Solving partial recurrence equation with several recurrence indices

Question

I'm trying to solve a recurrence relation for a function of three variables. It works with 2 variables but not with 3. A simple example is:

RSolve[a[i + 1, j + 1, l + 1] == a[i, j, l] + 3, a[i, j, l], {i, j, l}]

Do you have any idea how to solve this?

Edit: The actual recurrence relation i want to solve is the following:

$$ C\left(h_1+1,h_2,h_3\right)=\frac{\left(h_1+h_2-h_3\right) C\left(h_1,h_2,h_3\right)}{2 h_1+2 \text{j}_1-k-2}\\ C\left(h_1,h_2+1,h_3\right)=\frac{\left(h_1+h_2-h_3\right) C\left(h_1,h_2,h_3\right)}{2 h_2+2 \text{j}_2-k-2} \\ C\left(h_1,h_2,h_3-1\right)=\frac{\left(h_1+h_2-h_3\right) C\left(h_1,h_2,h_3\right)}{2 h_3-2 \text{j}_3-3 (k+2)} $$ It can be brought into the form of my original question of course. However I know the solution to the problem already, it is a combination of Gamma-functions. But I am interested on how to solve it with Mathematica so I can use it on more complicated relations that will appear in the future.

Answer 1

The question as first posted can be answered as follows. First, consider the 2D case,

RSolve[a[i + 1, j + 1] == a[i, j] + 3, a, {i, j}] // Flatten
(* {a -> Function[{i, j}, 3 i + C[1][i - j]]} *)

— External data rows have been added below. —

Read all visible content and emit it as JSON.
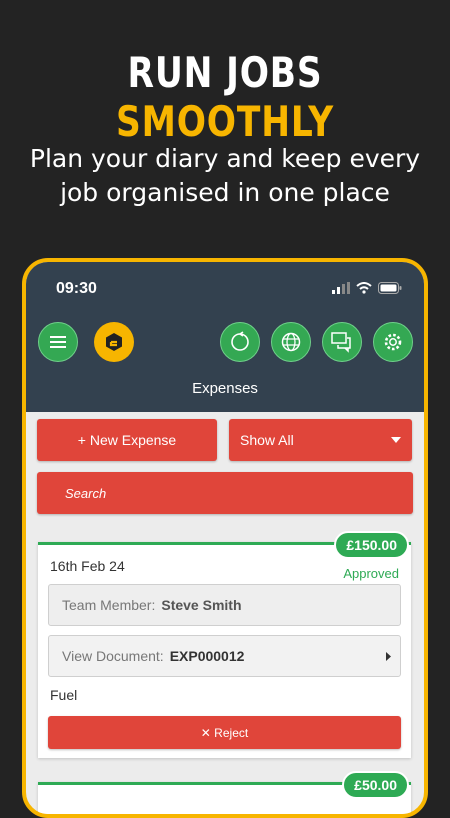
{
  "promo": {
    "headline_white": "RUN JOBS",
    "headline_yellow": "SMOOTHLY",
    "subline_1": "Plan your diary and keep every",
    "subline_2": "job organised in one place"
  },
  "status_bar": {
    "time": "09:30"
  },
  "app": {
    "title": "Expenses",
    "new_expense_label": "+ New Expense",
    "filter_selected": "Show All",
    "search_placeholder": "Search"
  },
  "expenses": [
    {
      "amount": "£150.00",
      "date": "16th Feb 24",
      "status": "Approved",
      "team_member_label": "Team Member:",
      "team_member": "Steve Smith",
      "document_label": "View Document:",
      "document": "EXP000012",
      "category": "Fuel",
      "reject_label": "✕ Reject"
    },
    {
      "amount": "£50.00"
    }
  ],
  "colors": {
    "background": "#232323",
    "accent_yellow": "#f7b500",
    "header_navy": "#33414f",
    "button_red": "#e0453a",
    "green": "#2eaa54"
  }
}
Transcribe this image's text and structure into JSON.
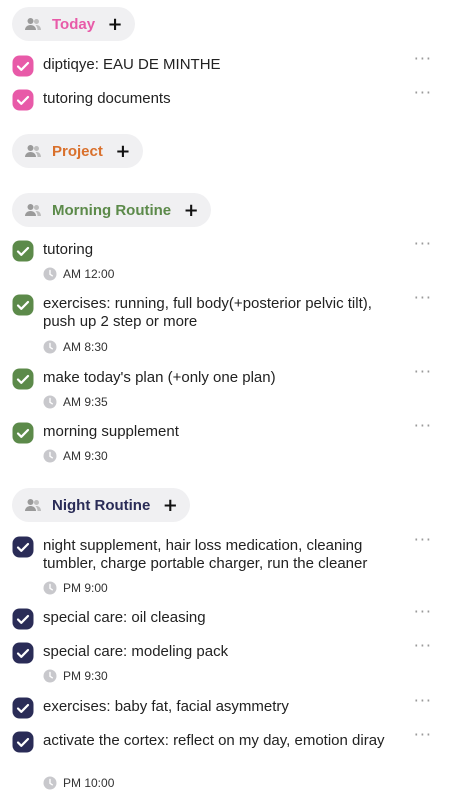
{
  "colors": {
    "today": "#e85aa8",
    "project": "#d9702c",
    "morning": "#5c8a4a",
    "night": "#2a2c57",
    "header_bg": "#f0f0f2",
    "muted": "#9a9a9a"
  },
  "icons": {
    "group": "people-icon",
    "add": "plus-icon",
    "check": "check-icon",
    "more": "more-icon",
    "time": "clock-icon"
  },
  "more_glyph": "···",
  "add_glyph": "+",
  "groups": {
    "today": {
      "title": "Today",
      "tasks": [
        {
          "text": "diptiqye: EAU DE MINTHE"
        },
        {
          "text": "tutoring documents"
        }
      ]
    },
    "project": {
      "title": "Project"
    },
    "morning": {
      "title": "Morning Routine",
      "tasks": [
        {
          "text": "tutoring",
          "time": "AM 12:00"
        },
        {
          "text": "exercises: running, full body(+posterior pelvic tilt), push up 2 step or more",
          "time": "AM 8:30"
        },
        {
          "text": "make today's plan (+only one plan)",
          "time": "AM 9:35"
        },
        {
          "text": "morning supplement",
          "time": "AM 9:30"
        }
      ]
    },
    "night": {
      "title": "Night Routine",
      "tasks": [
        {
          "text": "night supplement, hair loss medication, cleaning tumbler, charge portable charger, run the cleaner",
          "time": "PM 9:00"
        },
        {
          "text": "special care: oil cleasing"
        },
        {
          "text": "special care: modeling pack",
          "time": "PM 9:30"
        },
        {
          "text": "exercises: baby fat, facial asymmetry"
        },
        {
          "text": "activate the cortex: reflect on my day, emotion diray",
          "time": "PM 10:00"
        }
      ]
    }
  }
}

By inspection, the 3D case must have as its answer,

{a -> Function[{i, j, l}, 3 i + C[1][j - i, l - i]]}

as can be verified by

Simplify[(a[i + 1, j + 1, l + 1] == a[i, j, l] + 3) /. %]
(* True *)

More generally, a[i + 1, j + 1, l + 1] == a[i, j, l] + f[i, j], a, {i, j, l} must have as its solution

{a -> Function[{i, j, l}, 
    Sum[f[m, j - i + m, l - i + m], {m, 0, i - 1}] + C[1][j - i, l - i]]}

which can be verified as above. Likewise, a[i + 1, j + 1, l + 1] == a[i, j, l]*f[i, j], a, {i, j, l} must have as its solution

{a -> Function[{i, j, l}, 
    Product[f[m, j - i + m, l - i + m], {m, 1, i - 1}]*C[1][j - i, l - i]]}

Presumably, these can be applied to the additional request edited into the question, once its meaning has been clarified.